The tools helping scientists up the rate at which they find new drugs Premium
The Hindu
Discovering new drug targets to combat antimicrobial resistance through innovative research and collaboration for global health impact.
India is one of the world’s leading manufacturers as well as consumers of antimicrobial drugs. However, many of these life-saving drugs are now becoming ineffective against disease-causing bacteria. Around 4.9 million people around the world died in 2019 due to ineffective antimicrobial drugs. These deaths include those due to the infections as well as the morbidity resulting from antimicrobial resistance. Yet we have also been struggling to find new drugs.
One way out of this crisis is for researchers to discover new pathways crucial for the survival of pathogens, and disrupt them. However, the modern targeted drug-discovery process is a complex process and often requires customised solutions for each target.
Two research groups working at the CSIR-Centre for Cellular and Molecular Biology, Hyderabad, recently identified potential targets for new antimalarial drugs by studying the basic biology of Escherichia coli bacteria and the human malarial parasite Plasmodium falciparum.
Manjula Reddy’s group has been studying how the bacteria’s outer cell-walls expand when the bacterial cell grows in size before dividing into two. The group’s focus is on the peptidoglycan layer, a mesh of sugar and amino acids in E. coli essential for the bacteria’s survival. When the cell grows, the mesh breaks and extra peptidoglycan material is added to enlarge the mesh.
In the last decade, Dr. Reddy’s group has identified a set of peptidoglycan hydrolase enzymes that are responsible for cutting the peptidoglycan layer, with the latest one published in the journal PLoS Genetics in February. These enzymes are present in all types of bacteria, and are potent drug targets. Inhibiting them could prevent the peptidoglycan layer from expanding, thus killing the bacteria.

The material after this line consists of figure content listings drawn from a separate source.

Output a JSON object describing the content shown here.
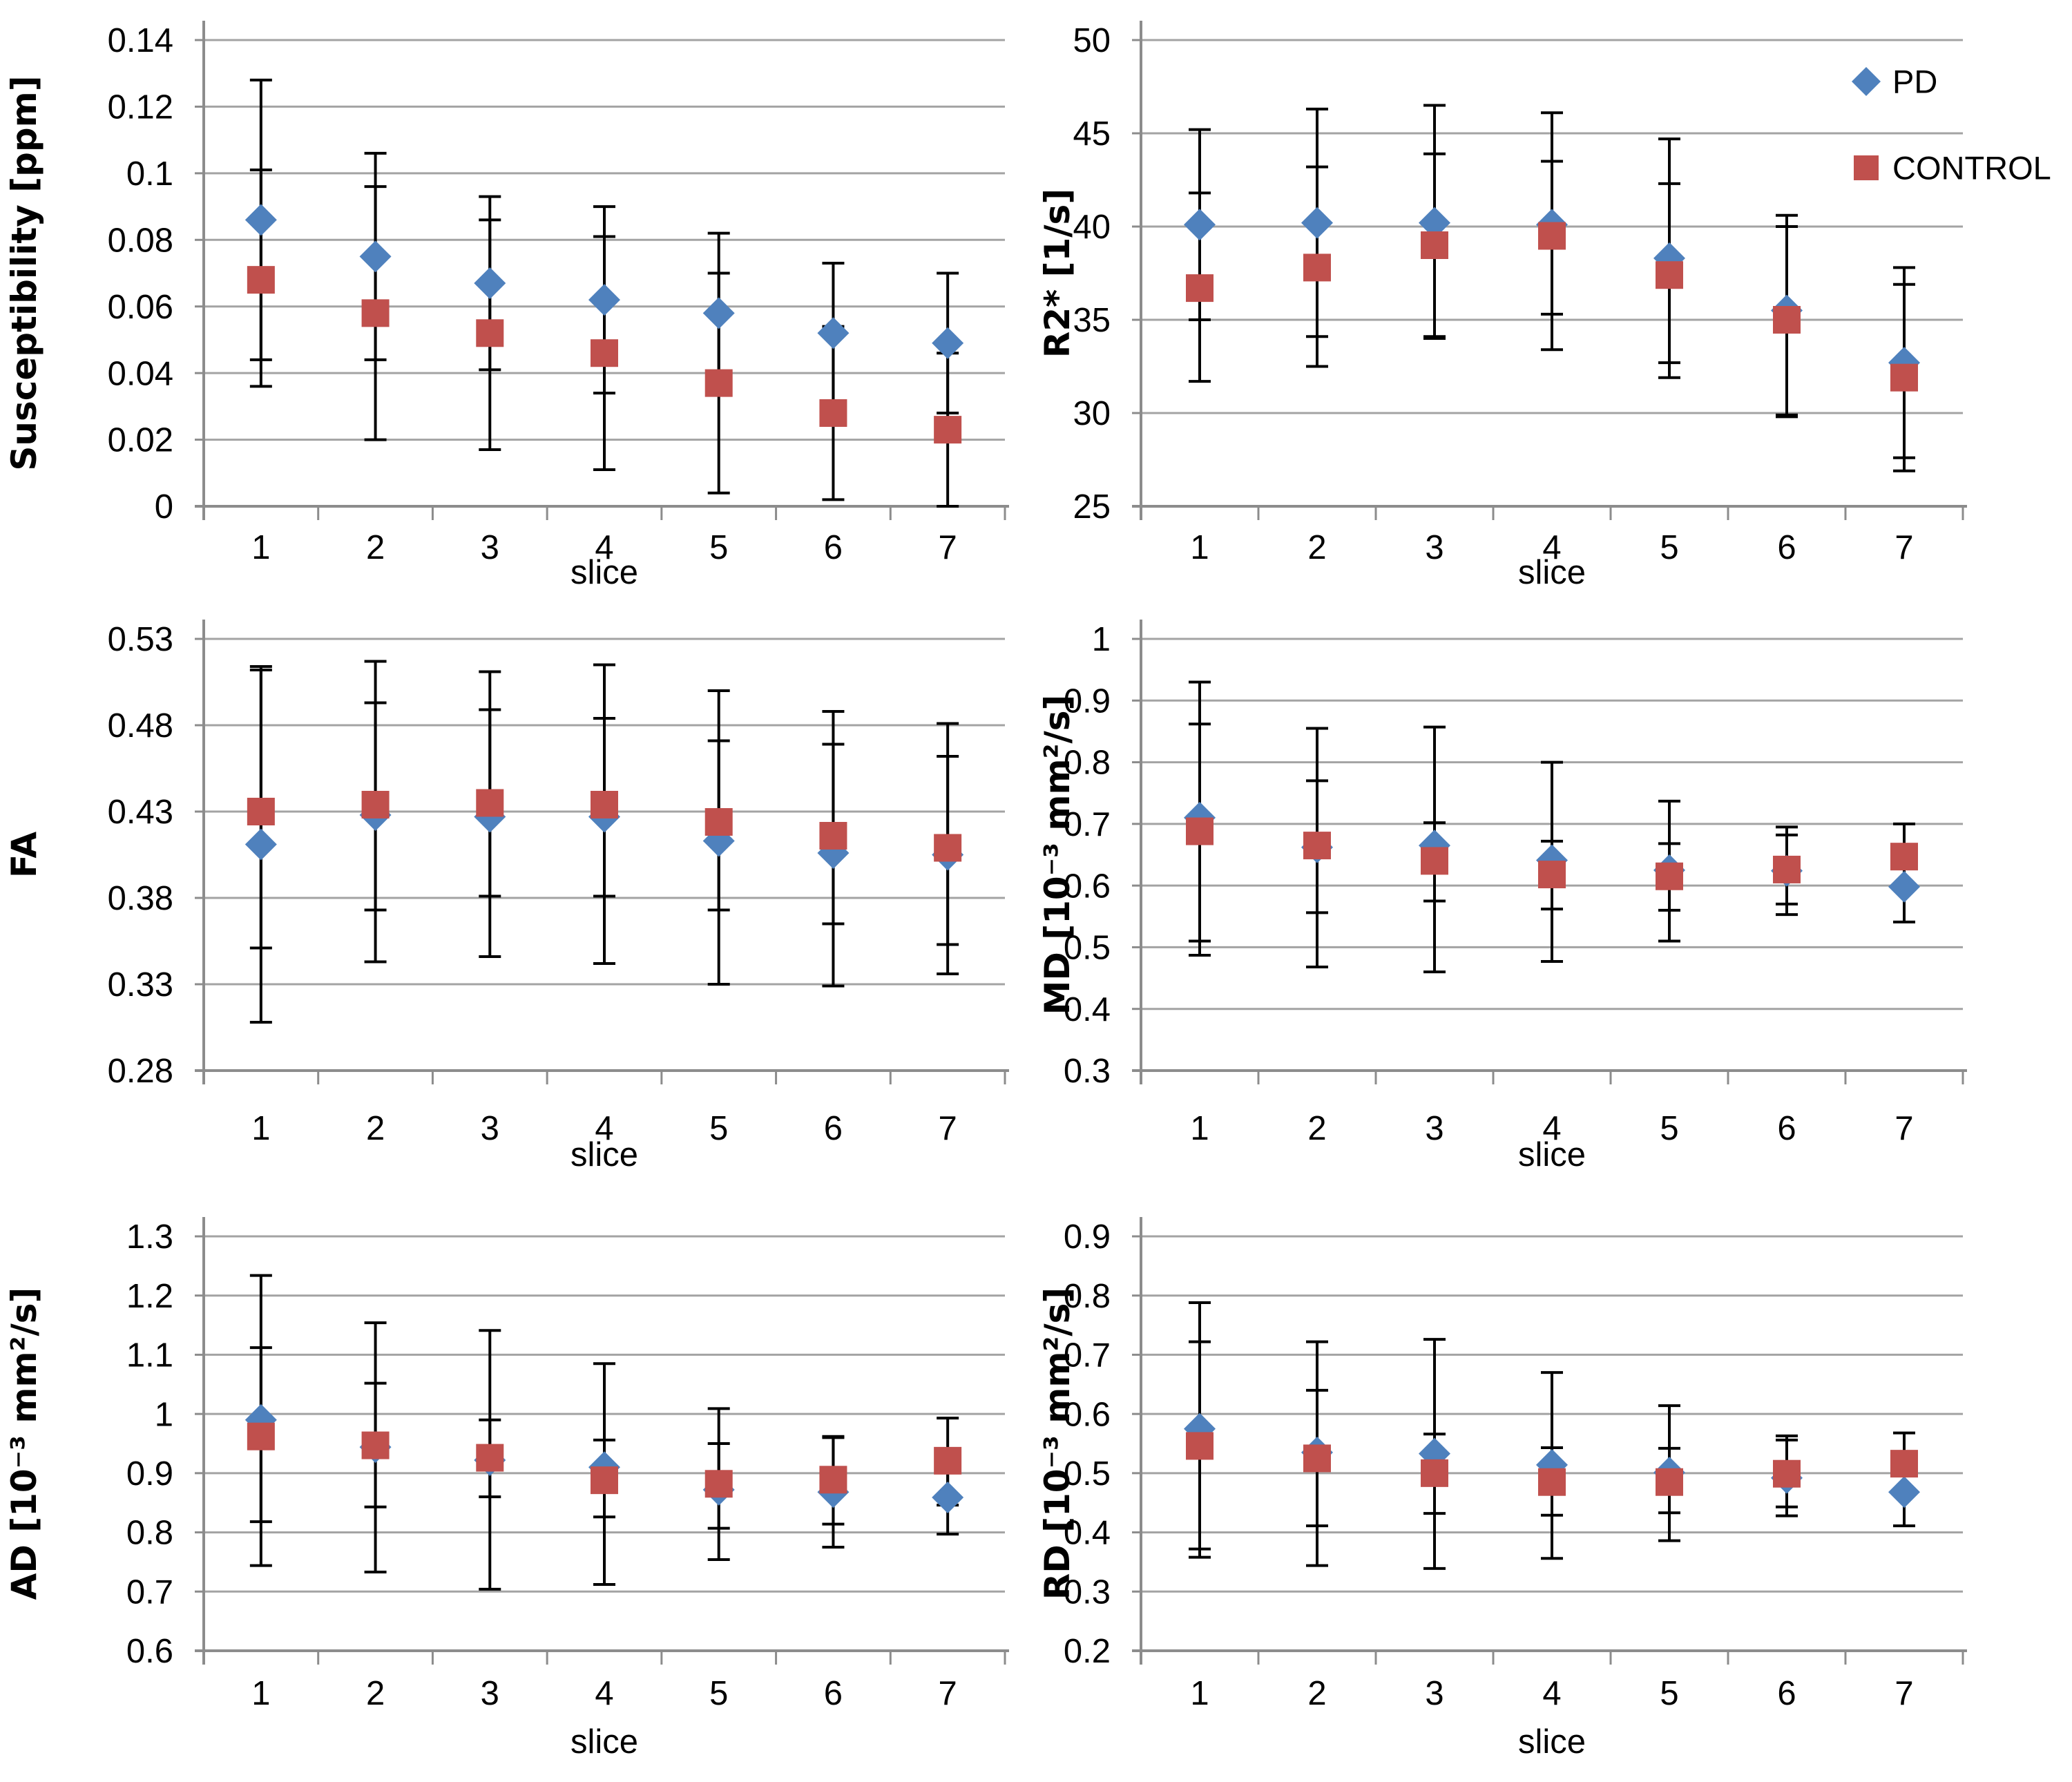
{
  "figure": {
    "xlabel": "slice",
    "legend": {
      "position": "top-right-of-r2s-panel",
      "items": [
        {
          "label": "PD",
          "marker": "diamond",
          "color": "#4F81BD"
        },
        {
          "label": "CONTROL",
          "marker": "square",
          "color": "#C0504D"
        }
      ]
    },
    "colors": {
      "pd": "#4F81BD",
      "control": "#C0504D",
      "gridline": "#A3A3A3",
      "axis": "#8C8C8C",
      "error_bar": "#000000",
      "text": "#000000",
      "background": "#FFFFFF"
    }
  },
  "chart_data": [
    {
      "id": "susceptibility",
      "type": "scatter",
      "title": "",
      "ylabel": "Susceptibility [ppm]",
      "xlabel": "slice",
      "ylim": [
        0,
        0.14
      ],
      "grid": true,
      "legend": "none",
      "yticks": [
        0,
        0.02,
        0.04,
        0.06,
        0.08,
        0.1,
        0.12,
        0.14
      ],
      "ytick_labels": [
        "0",
        "0.02",
        "0.04",
        "0.06",
        "0.08",
        "0.1",
        "0.12",
        "0.14"
      ],
      "categories": [
        "1",
        "2",
        "3",
        "4",
        "5",
        "6",
        "7"
      ],
      "series": [
        {
          "name": "PD",
          "marker": "diamond",
          "color": "#4F81BD",
          "values": [
            0.086,
            0.075,
            0.067,
            0.062,
            0.058,
            0.052,
            0.049
          ],
          "err_low": [
            0.044,
            0.044,
            0.041,
            0.034,
            0.034,
            0.031,
            0.028
          ],
          "err_high": [
            0.128,
            0.106,
            0.093,
            0.09,
            0.082,
            0.073,
            0.07
          ]
        },
        {
          "name": "CONTROL",
          "marker": "square",
          "color": "#C0504D",
          "values": [
            0.068,
            0.058,
            0.052,
            0.046,
            0.037,
            0.028,
            0.023
          ],
          "err_low": [
            0.036,
            0.02,
            0.017,
            0.011,
            0.004,
            0.002,
            0.0
          ],
          "err_high": [
            0.101,
            0.096,
            0.086,
            0.081,
            0.07,
            0.054,
            0.046
          ]
        }
      ]
    },
    {
      "id": "r2star",
      "type": "scatter",
      "title": "",
      "ylabel": "R2* [1/s]",
      "xlabel": "slice",
      "ylim": [
        25,
        50
      ],
      "grid": true,
      "legend": "top-right",
      "yticks": [
        25,
        30,
        35,
        40,
        45,
        50
      ],
      "ytick_labels": [
        "25",
        "30",
        "35",
        "40",
        "45",
        "50"
      ],
      "categories": [
        "1",
        "2",
        "3",
        "4",
        "5",
        "6",
        "7"
      ],
      "series": [
        {
          "name": "PD",
          "marker": "diamond",
          "color": "#4F81BD",
          "values": [
            40.1,
            40.2,
            40.2,
            40.1,
            38.3,
            35.5,
            32.7
          ],
          "err_low": [
            35.0,
            34.1,
            34.0,
            33.4,
            31.9,
            29.8,
            27.6
          ],
          "err_high": [
            45.2,
            46.3,
            46.5,
            46.1,
            44.7,
            40.6,
            37.8
          ]
        },
        {
          "name": "CONTROL",
          "marker": "square",
          "color": "#C0504D",
          "values": [
            36.7,
            37.8,
            39.0,
            39.5,
            37.4,
            35.0,
            31.9
          ],
          "err_low": [
            31.7,
            32.5,
            34.1,
            35.3,
            32.7,
            29.9,
            26.9
          ],
          "err_high": [
            41.8,
            43.2,
            43.9,
            43.5,
            42.3,
            40.0,
            36.9
          ]
        }
      ]
    },
    {
      "id": "fa",
      "type": "scatter",
      "title": "",
      "ylabel": "FA",
      "xlabel": "slice",
      "ylim": [
        0.28,
        0.53
      ],
      "grid": true,
      "legend": "none",
      "yticks": [
        0.28,
        0.33,
        0.38,
        0.43,
        0.48,
        0.53
      ],
      "ytick_labels": [
        "0.28",
        "0.33",
        "0.38",
        "0.43",
        "0.48",
        "0.53"
      ],
      "categories": [
        "1",
        "2",
        "3",
        "4",
        "5",
        "6",
        "7"
      ],
      "series": [
        {
          "name": "PD",
          "marker": "diamond",
          "color": "#4F81BD",
          "values": [
            0.411,
            0.428,
            0.427,
            0.427,
            0.413,
            0.406,
            0.405
          ],
          "err_low": [
            0.308,
            0.343,
            0.346,
            0.342,
            0.33,
            0.329,
            0.336
          ],
          "err_high": [
            0.514,
            0.517,
            0.511,
            0.515,
            0.5,
            0.488,
            0.481
          ]
        },
        {
          "name": "CONTROL",
          "marker": "square",
          "color": "#C0504D",
          "values": [
            0.43,
            0.434,
            0.435,
            0.434,
            0.424,
            0.416,
            0.409
          ],
          "err_low": [
            0.351,
            0.373,
            0.381,
            0.381,
            0.373,
            0.365,
            0.353
          ],
          "err_high": [
            0.512,
            0.493,
            0.489,
            0.484,
            0.471,
            0.469,
            0.462
          ]
        }
      ]
    },
    {
      "id": "md",
      "type": "scatter",
      "title": "",
      "ylabel": "MD  [10⁻³ mm²/s]",
      "xlabel": "slice",
      "ylim": [
        0.3,
        1.0
      ],
      "grid": true,
      "legend": "none",
      "yticks": [
        0.3,
        0.4,
        0.5,
        0.6,
        0.7,
        0.8,
        0.9,
        1.0
      ],
      "ytick_labels": [
        "0.3",
        "0.4",
        "0.5",
        "0.6",
        "0.7",
        "0.8",
        "0.9",
        "1"
      ],
      "categories": [
        "1",
        "2",
        "3",
        "4",
        "5",
        "6",
        "7"
      ],
      "series": [
        {
          "name": "PD",
          "marker": "diamond",
          "color": "#4F81BD",
          "values": [
            0.71,
            0.662,
            0.665,
            0.641,
            0.625,
            0.624,
            0.598
          ],
          "err_low": [
            0.487,
            0.468,
            0.46,
            0.477,
            0.51,
            0.553,
            0.541
          ],
          "err_high": [
            0.93,
            0.855,
            0.857,
            0.8,
            0.737,
            0.695,
            0.655
          ]
        },
        {
          "name": "CONTROL",
          "marker": "square",
          "color": "#C0504D",
          "values": [
            0.688,
            0.665,
            0.64,
            0.618,
            0.615,
            0.626,
            0.647
          ],
          "err_low": [
            0.51,
            0.556,
            0.575,
            0.562,
            0.56,
            0.57,
            0.594
          ],
          "err_high": [
            0.862,
            0.77,
            0.702,
            0.672,
            0.668,
            0.682,
            0.7
          ]
        }
      ]
    },
    {
      "id": "ad",
      "type": "scatter",
      "title": "",
      "ylabel": "AD  [10⁻³ mm²/s]",
      "xlabel": "slice",
      "ylim": [
        0.6,
        1.3
      ],
      "grid": true,
      "legend": "none",
      "yticks": [
        0.6,
        0.7,
        0.8,
        0.9,
        1.0,
        1.1,
        1.2,
        1.3
      ],
      "ytick_labels": [
        "0.6",
        "0.7",
        "0.8",
        "0.9",
        "1",
        "1.1",
        "1.2",
        "1.3"
      ],
      "categories": [
        "1",
        "2",
        "3",
        "4",
        "5",
        "6",
        "7"
      ],
      "series": [
        {
          "name": "PD",
          "marker": "diamond",
          "color": "#4F81BD",
          "values": [
            0.99,
            0.944,
            0.922,
            0.91,
            0.872,
            0.868,
            0.859
          ],
          "err_low": [
            0.744,
            0.733,
            0.704,
            0.712,
            0.754,
            0.775,
            0.797
          ],
          "err_high": [
            1.234,
            1.154,
            1.141,
            1.085,
            1.009,
            0.96,
            0.921
          ]
        },
        {
          "name": "CONTROL",
          "marker": "square",
          "color": "#C0504D",
          "values": [
            0.962,
            0.947,
            0.926,
            0.888,
            0.882,
            0.889,
            0.921
          ],
          "err_low": [
            0.818,
            0.843,
            0.86,
            0.826,
            0.807,
            0.814,
            0.846
          ],
          "err_high": [
            1.112,
            1.052,
            0.99,
            0.956,
            0.95,
            0.962,
            0.993
          ]
        }
      ]
    },
    {
      "id": "rd",
      "type": "scatter",
      "title": "",
      "ylabel": "RD  [10⁻³ mm²/s]",
      "xlabel": "slice",
      "ylim": [
        0.2,
        0.9
      ],
      "grid": true,
      "legend": "none",
      "yticks": [
        0.2,
        0.3,
        0.4,
        0.5,
        0.6,
        0.7,
        0.8,
        0.9
      ],
      "ytick_labels": [
        "0.2",
        "0.3",
        "0.4",
        "0.5",
        "0.6",
        "0.7",
        "0.8",
        "0.9"
      ],
      "categories": [
        "1",
        "2",
        "3",
        "4",
        "5",
        "6",
        "7"
      ],
      "series": [
        {
          "name": "PD",
          "marker": "diamond",
          "color": "#4F81BD",
          "values": [
            0.575,
            0.535,
            0.533,
            0.514,
            0.501,
            0.492,
            0.468
          ],
          "err_low": [
            0.358,
            0.344,
            0.339,
            0.356,
            0.386,
            0.428,
            0.411
          ],
          "err_high": [
            0.788,
            0.722,
            0.726,
            0.67,
            0.614,
            0.556,
            0.525
          ]
        },
        {
          "name": "CONTROL",
          "marker": "square",
          "color": "#C0504D",
          "values": [
            0.546,
            0.525,
            0.5,
            0.485,
            0.485,
            0.499,
            0.516
          ],
          "err_low": [
            0.372,
            0.411,
            0.432,
            0.429,
            0.433,
            0.443,
            0.465
          ],
          "err_high": [
            0.722,
            0.64,
            0.566,
            0.543,
            0.542,
            0.563,
            0.568
          ]
        }
      ]
    }
  ]
}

Likewise, Puran Singh Sijwali’s group studies how the P. falciparum parasite grows in human red blood cells and liver cells, depending on its developmental stage. The group focuses on how the parasite degrades its own proteins that it doesn’t need anymore. It uses a class of enzymes called Cullin RING ligases. They tag proteins with another small protein called ubiquitin. The protein degradation apparatus identifies the ubiquitin and breaks the protein to which ubiquitin is attached.
Recently, Dr. Sijwali’s group reported two such enzymes crucial for the parasite’s development in the journal PLoS Pathogens.